Squamous cell carcinoma (Fig.
13.36)
Predisposing
factors include smoking or chewing tobacco products, and the ‘straight-shot’
drinking of alcohol. Cancer can also occur in the plaques and ulcers of lichen
planus. Lip cancers may be sun-induced.
A
thickening or nodule develops, usually on the lower lip, and often in a field
of actinic chelitis (rough scaling mucosa from sun damage). Inside the mouth,
the tongue is the most common site to be affected, often on its undersurface.
The cancer itself appears either as an indurated ulcer with steep edges, or as
a diffuse hardness or nodule. Red or white thickened plaques are common
precursors, and the cancer may be surrounded by these changes.
Unfortunately,
cancer of the mouth often goes undetected. Its symptoms are excused by the
patient as aphthous ulcers or denture sores, and its signs are not seen by the
physicians who scan the skin. Cancers grow, and squamous cell carcinomas of the
mouth are no exception. Plaques and hard areas may ulcerate.
Confusion
occurs with ulcerative lichen planus and other causes of white and red patches.

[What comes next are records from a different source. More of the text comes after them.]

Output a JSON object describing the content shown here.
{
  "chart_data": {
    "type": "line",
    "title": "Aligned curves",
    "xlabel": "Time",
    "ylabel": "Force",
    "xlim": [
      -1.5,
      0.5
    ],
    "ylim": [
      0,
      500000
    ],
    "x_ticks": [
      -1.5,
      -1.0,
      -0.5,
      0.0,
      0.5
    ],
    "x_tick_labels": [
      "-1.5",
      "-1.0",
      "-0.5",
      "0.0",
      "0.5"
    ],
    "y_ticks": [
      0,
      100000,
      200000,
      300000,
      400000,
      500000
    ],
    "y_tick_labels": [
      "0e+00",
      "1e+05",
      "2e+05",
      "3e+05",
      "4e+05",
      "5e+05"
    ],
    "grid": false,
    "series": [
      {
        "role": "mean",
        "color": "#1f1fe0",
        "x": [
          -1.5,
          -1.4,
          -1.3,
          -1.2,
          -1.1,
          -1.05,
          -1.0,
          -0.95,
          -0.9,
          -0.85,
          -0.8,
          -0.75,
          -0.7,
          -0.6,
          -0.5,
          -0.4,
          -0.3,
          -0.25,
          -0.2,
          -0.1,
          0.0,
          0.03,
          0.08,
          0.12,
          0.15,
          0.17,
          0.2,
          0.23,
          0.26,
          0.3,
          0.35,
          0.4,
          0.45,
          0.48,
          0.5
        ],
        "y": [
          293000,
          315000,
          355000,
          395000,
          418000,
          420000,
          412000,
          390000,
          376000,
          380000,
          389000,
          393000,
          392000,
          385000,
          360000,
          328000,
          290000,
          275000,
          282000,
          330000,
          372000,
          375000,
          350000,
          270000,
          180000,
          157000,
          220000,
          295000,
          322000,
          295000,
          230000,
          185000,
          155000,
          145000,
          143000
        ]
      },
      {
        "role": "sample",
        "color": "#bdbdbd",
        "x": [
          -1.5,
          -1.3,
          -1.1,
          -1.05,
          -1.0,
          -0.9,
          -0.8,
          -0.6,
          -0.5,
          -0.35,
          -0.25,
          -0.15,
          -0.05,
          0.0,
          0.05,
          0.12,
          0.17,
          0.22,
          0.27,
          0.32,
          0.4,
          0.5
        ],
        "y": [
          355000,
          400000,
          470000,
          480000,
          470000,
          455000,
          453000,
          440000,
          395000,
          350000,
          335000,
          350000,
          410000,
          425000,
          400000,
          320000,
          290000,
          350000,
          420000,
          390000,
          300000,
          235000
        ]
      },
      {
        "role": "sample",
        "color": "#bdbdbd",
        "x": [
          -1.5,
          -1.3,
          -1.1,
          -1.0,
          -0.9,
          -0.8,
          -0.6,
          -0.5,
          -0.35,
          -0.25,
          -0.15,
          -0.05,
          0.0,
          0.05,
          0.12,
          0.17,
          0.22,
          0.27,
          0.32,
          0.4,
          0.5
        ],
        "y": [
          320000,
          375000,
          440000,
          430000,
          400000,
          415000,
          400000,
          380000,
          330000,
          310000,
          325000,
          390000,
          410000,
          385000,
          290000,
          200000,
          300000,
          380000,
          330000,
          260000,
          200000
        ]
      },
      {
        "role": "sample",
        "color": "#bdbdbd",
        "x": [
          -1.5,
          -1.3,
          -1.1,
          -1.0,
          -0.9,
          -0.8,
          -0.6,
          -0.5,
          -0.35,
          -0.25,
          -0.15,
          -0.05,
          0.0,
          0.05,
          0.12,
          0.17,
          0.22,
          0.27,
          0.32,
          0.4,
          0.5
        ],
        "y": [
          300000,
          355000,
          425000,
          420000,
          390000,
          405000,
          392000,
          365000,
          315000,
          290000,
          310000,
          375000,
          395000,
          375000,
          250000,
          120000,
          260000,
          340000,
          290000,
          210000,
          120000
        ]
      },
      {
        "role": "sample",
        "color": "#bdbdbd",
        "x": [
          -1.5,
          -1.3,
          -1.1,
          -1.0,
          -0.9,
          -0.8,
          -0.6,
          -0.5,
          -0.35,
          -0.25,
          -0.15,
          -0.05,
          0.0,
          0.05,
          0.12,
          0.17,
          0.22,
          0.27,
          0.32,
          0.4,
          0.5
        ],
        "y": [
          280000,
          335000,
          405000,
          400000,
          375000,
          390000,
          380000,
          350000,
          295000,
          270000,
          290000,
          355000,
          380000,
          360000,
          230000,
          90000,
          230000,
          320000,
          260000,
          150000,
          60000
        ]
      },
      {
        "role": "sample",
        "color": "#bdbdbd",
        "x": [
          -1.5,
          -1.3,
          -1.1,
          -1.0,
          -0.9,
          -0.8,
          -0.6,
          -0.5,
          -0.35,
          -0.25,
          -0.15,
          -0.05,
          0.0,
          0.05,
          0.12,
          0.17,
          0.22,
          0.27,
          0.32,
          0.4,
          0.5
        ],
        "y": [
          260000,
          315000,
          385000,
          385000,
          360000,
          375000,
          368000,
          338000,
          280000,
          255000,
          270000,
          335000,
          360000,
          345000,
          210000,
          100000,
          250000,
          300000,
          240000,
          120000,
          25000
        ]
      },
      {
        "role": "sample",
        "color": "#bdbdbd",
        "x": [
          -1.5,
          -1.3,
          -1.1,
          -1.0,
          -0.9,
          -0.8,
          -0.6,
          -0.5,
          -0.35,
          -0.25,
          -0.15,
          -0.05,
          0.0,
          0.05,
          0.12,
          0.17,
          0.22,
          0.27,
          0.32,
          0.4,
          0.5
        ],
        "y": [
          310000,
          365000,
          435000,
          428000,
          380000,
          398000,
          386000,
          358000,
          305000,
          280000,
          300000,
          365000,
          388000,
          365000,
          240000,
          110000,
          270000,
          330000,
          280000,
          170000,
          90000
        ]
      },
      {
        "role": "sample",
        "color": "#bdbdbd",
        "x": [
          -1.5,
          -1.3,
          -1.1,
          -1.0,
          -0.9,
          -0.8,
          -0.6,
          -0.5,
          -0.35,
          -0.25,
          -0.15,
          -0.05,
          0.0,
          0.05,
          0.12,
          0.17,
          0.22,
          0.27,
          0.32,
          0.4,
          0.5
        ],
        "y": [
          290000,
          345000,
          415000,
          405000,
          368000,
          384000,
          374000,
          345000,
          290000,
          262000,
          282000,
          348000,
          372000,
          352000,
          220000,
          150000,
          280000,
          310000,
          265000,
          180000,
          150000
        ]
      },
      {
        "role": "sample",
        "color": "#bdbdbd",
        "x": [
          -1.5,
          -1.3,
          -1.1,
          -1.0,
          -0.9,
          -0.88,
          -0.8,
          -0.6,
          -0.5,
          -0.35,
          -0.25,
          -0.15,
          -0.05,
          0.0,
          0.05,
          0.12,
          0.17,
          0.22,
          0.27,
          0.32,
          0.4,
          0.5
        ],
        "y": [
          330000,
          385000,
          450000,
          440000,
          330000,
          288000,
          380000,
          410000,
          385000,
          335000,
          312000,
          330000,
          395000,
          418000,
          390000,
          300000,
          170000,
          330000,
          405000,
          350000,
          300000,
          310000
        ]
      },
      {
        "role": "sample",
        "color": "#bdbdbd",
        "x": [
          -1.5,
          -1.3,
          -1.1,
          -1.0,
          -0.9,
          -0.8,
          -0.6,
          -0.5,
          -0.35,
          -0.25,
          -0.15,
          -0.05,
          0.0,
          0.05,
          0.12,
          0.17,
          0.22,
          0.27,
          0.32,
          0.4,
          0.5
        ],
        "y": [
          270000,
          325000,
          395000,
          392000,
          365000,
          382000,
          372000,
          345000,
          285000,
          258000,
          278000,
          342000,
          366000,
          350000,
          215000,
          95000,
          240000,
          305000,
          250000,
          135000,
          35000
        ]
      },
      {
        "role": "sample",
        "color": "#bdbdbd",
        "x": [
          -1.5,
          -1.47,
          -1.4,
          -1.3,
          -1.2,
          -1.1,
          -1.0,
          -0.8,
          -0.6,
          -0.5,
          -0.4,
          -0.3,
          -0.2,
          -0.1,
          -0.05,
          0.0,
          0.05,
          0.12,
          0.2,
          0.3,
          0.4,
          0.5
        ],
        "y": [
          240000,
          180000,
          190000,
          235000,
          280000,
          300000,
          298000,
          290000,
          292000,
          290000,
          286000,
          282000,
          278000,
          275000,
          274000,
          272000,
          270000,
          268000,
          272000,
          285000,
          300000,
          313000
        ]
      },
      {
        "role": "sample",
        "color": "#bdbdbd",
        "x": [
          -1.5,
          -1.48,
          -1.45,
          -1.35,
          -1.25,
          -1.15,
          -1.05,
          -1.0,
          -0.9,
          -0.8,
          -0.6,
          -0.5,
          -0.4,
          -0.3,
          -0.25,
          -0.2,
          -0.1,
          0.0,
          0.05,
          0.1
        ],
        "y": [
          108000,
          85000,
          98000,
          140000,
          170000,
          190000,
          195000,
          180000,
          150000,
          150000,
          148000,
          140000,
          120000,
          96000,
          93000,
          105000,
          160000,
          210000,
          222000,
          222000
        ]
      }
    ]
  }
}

Biopsy will dif-ferentiate a squamous cell carcinoma from these other
conditions.
Dermatologists
often treat lip cancers by a wedge excision through all layers of the lip, with
primary repair. Oral surgeons or otolaryngologists usually remove intraoral
cancers. Metastatic disease may require radiotherapy or chemotherapy.
Squamous
cell carcinomas of the lip caused by sun exposure carry a much better prognosis
than the others. Left untreated, squamous cell carcinomas are prone to
metastasize to regional lymph nodes and elsewhere. The overall 5-year survival
for intraoral squamous cell carcinoma is about 40 –50%.